Thirty years. What a long strange trip its been. What have I accomplished... nothing special... but a lot more than some people may have expected. I got the feeling that people expected me to crawl into a corner... curl up and die. Suddenly, I was "special". People acted like I was Wyatt Earp... you know... the old TV western. The theme song was: Wyatt Earp. Wyatt Earp. Brave,
Courageous and Bold. And why? Because I didn't fold my hand... I have played the cards dealt to me.

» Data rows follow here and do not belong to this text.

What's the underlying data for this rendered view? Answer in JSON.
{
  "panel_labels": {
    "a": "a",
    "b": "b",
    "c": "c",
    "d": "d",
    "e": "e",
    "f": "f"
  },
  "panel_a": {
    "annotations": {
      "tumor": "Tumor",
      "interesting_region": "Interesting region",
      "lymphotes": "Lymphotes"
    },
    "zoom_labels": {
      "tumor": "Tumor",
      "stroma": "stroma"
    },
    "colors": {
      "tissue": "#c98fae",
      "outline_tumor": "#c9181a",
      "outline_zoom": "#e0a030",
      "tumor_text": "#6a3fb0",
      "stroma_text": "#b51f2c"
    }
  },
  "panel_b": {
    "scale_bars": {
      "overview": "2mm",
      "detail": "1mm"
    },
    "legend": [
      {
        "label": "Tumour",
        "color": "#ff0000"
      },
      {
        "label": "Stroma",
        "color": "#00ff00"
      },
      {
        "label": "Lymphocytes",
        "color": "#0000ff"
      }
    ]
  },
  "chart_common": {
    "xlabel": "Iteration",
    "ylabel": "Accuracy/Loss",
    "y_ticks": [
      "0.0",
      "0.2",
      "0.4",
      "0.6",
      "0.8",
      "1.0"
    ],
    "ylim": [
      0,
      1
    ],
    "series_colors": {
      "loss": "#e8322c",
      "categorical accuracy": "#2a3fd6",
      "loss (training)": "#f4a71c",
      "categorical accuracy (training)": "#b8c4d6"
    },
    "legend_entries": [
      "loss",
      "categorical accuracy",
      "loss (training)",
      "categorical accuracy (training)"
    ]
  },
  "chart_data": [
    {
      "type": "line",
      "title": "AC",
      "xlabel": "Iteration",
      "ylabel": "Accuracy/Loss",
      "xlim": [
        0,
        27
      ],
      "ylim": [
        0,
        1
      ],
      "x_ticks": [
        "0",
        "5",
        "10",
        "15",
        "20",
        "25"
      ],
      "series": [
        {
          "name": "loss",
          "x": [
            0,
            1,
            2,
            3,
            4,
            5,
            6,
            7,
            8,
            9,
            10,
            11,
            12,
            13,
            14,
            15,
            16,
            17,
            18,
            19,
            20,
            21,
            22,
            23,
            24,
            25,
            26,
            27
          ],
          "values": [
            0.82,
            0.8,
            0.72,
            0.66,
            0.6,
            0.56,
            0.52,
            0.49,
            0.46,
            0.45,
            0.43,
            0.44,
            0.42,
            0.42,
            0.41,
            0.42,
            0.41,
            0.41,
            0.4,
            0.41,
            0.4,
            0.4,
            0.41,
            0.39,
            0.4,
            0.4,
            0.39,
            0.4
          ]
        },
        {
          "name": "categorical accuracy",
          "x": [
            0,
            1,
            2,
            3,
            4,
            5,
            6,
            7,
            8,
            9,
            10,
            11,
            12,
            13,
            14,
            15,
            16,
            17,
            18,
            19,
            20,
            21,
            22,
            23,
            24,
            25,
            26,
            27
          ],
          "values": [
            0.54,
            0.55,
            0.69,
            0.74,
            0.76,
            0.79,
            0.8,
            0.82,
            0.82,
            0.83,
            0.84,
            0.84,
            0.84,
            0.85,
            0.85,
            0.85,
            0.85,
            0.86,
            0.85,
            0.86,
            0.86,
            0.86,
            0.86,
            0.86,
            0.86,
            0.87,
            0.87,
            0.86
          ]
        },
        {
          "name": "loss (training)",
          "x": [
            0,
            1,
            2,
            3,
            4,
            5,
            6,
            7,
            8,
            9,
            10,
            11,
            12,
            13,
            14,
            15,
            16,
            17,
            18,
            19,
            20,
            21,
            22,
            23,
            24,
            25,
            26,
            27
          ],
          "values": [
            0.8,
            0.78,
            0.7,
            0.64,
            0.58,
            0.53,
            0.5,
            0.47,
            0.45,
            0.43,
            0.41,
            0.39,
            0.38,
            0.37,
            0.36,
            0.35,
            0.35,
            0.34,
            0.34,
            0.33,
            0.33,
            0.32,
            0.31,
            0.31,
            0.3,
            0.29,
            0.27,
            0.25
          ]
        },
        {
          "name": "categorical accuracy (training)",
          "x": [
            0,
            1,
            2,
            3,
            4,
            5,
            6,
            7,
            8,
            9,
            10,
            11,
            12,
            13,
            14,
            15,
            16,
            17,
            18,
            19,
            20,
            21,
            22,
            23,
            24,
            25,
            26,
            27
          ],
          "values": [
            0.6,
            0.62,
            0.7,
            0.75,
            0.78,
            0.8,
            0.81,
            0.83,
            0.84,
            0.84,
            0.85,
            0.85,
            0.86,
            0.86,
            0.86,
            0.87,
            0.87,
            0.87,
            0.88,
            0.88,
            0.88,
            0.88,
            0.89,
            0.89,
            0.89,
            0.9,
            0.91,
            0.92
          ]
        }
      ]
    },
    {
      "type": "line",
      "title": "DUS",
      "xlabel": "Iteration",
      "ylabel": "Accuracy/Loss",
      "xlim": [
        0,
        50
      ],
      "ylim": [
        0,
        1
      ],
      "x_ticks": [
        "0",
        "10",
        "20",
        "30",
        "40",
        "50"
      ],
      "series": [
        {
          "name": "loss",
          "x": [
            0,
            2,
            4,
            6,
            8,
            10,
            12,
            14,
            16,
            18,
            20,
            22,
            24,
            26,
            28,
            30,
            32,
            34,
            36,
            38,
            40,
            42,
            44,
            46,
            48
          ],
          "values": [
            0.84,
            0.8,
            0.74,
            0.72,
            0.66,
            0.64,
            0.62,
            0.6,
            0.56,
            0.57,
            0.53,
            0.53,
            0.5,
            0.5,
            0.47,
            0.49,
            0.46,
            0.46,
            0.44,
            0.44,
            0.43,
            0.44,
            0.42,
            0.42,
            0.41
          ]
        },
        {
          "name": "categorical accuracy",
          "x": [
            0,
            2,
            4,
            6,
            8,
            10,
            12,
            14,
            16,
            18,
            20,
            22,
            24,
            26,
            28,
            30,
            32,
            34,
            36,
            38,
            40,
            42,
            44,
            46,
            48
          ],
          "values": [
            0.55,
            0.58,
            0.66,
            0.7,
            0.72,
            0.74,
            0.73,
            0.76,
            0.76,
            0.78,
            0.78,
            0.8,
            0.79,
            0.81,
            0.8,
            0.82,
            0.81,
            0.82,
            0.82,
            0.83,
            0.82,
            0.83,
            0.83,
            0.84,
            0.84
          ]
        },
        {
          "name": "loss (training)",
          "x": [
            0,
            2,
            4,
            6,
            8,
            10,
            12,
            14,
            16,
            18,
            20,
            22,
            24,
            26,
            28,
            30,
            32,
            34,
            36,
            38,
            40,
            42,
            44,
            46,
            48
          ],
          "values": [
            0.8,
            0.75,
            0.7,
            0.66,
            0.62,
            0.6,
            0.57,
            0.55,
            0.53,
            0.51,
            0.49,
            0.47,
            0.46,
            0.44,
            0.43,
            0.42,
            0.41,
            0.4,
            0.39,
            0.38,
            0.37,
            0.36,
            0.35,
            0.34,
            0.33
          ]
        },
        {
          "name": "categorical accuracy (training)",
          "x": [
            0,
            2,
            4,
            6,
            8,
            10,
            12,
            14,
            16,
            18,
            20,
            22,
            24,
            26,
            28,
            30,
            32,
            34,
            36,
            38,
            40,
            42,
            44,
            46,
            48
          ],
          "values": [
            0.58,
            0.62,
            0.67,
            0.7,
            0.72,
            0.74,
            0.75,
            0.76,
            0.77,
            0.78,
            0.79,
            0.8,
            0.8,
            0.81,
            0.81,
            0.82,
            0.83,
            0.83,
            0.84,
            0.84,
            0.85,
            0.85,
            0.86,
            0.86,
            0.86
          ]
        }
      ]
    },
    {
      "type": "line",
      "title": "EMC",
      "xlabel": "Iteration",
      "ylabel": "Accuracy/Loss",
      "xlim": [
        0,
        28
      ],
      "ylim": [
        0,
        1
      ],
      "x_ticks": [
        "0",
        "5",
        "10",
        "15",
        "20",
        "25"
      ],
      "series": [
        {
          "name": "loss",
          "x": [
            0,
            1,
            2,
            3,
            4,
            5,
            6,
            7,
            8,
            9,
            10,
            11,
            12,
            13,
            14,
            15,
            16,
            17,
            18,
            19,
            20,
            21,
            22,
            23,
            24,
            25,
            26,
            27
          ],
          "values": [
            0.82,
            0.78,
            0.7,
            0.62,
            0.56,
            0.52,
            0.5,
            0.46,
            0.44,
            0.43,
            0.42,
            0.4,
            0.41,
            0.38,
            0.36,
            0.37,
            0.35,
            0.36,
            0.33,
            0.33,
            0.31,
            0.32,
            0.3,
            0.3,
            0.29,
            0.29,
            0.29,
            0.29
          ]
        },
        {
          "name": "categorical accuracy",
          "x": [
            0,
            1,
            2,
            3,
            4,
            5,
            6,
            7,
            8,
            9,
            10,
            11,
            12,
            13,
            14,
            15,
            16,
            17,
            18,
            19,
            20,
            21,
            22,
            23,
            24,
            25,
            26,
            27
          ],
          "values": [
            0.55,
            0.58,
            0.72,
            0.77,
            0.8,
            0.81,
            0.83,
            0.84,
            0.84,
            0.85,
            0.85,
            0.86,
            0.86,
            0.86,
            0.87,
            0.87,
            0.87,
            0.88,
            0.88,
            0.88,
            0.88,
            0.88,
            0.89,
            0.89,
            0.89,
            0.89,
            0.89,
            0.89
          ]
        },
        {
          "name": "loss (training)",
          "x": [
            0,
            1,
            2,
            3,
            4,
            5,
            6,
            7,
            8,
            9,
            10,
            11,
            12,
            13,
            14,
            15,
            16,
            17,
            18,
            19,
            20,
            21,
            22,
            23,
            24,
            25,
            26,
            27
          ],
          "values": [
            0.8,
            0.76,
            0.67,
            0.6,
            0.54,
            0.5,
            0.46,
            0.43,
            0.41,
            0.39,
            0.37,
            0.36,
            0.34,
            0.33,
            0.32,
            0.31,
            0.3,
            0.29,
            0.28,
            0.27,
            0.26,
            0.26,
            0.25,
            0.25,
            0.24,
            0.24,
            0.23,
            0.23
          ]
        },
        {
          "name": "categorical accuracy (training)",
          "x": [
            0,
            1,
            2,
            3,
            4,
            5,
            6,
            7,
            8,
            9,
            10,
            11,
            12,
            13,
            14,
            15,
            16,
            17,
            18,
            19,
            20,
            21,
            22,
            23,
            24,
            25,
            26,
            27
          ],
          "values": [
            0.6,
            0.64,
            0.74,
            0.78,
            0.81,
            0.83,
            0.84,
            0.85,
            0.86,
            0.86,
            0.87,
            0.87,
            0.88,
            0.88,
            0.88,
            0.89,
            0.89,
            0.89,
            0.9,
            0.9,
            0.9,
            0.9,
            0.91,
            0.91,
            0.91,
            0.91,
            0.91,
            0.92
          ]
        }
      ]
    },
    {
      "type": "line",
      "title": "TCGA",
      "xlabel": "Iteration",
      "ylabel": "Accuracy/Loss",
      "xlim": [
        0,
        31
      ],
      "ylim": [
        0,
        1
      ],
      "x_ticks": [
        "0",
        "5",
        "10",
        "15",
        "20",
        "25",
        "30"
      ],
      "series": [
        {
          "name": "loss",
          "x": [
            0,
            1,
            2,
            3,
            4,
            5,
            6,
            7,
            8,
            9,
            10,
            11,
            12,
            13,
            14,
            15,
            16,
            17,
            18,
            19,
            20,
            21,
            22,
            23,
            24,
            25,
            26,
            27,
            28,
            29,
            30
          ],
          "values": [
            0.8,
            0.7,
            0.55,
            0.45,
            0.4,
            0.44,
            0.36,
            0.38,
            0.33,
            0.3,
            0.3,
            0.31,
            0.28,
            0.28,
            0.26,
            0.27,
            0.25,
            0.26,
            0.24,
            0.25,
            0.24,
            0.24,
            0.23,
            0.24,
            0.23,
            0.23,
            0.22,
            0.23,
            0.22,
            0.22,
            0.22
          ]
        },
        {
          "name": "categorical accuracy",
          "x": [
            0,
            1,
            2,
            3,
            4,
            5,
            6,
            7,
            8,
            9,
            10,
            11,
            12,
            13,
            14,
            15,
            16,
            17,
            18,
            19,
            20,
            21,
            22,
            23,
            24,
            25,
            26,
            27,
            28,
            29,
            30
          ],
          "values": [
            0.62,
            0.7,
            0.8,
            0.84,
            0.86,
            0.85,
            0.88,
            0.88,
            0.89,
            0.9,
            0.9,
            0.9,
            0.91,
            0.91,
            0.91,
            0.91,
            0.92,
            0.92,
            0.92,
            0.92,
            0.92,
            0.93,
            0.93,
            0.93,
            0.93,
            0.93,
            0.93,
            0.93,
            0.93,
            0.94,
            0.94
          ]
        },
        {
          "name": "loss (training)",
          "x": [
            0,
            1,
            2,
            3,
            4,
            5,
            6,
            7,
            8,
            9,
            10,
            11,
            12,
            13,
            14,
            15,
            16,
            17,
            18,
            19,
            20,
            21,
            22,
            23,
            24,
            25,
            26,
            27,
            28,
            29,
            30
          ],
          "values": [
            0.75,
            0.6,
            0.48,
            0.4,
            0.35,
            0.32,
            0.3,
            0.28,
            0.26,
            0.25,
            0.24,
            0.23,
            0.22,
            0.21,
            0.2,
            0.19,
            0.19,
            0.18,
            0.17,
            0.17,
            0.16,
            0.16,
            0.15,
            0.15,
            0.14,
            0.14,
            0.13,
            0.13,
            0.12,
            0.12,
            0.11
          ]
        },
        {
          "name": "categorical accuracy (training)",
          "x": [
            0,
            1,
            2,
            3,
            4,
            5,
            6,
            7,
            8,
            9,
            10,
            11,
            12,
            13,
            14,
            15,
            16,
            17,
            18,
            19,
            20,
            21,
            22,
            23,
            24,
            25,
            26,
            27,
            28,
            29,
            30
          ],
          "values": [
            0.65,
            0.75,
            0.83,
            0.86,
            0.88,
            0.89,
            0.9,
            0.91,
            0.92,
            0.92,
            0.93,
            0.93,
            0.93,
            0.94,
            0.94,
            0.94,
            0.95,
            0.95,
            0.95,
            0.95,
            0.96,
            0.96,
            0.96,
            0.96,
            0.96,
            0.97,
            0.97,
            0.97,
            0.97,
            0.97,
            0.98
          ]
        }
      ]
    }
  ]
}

I've never been the sharpest knife in the drawer, but I have learned to work hard with the tools I have. I caught up with my class in school after living 6 months in three hospitals. I completed a goal I had before my accident of earning my Eagle Scout Award. My service project was a life long endeavor to teach others that a person with a disability can (and should) be just like everyone else. I was the first person in a wheelchair to graduate from my high school. I went to college and graduated with a three-point average (not bad for a quad who also has a perceptual problem). I was the first person in a wheelchair to graduate from my college with a four-year degree. I was stunned when everyone, including people who didn't even know me, gave me a standing ovation on graduation day. When it happened in high school, I understood that all these kids knew me before I acquired this disability and they were proud of me. When it happened in college, I became very cynical. Was it so far fetched to think that a person with a disability could be successful? Why is it that when others do something its expected of them… but when I do, its so astounding that I can?
To this day, I try to preach that I am many things... a man... a sports fan... a husband... a dad... a sexual human being... a friend... a voter... a driver... a consumer... a bowler... a wanna-be comedian... a pain in the ass... a dirty old man... and... a person with a disability. Having this thing called disability is but one part of me.
Please celebrate life with me on the thirty year anniversary of the day I acquired this thing called disability.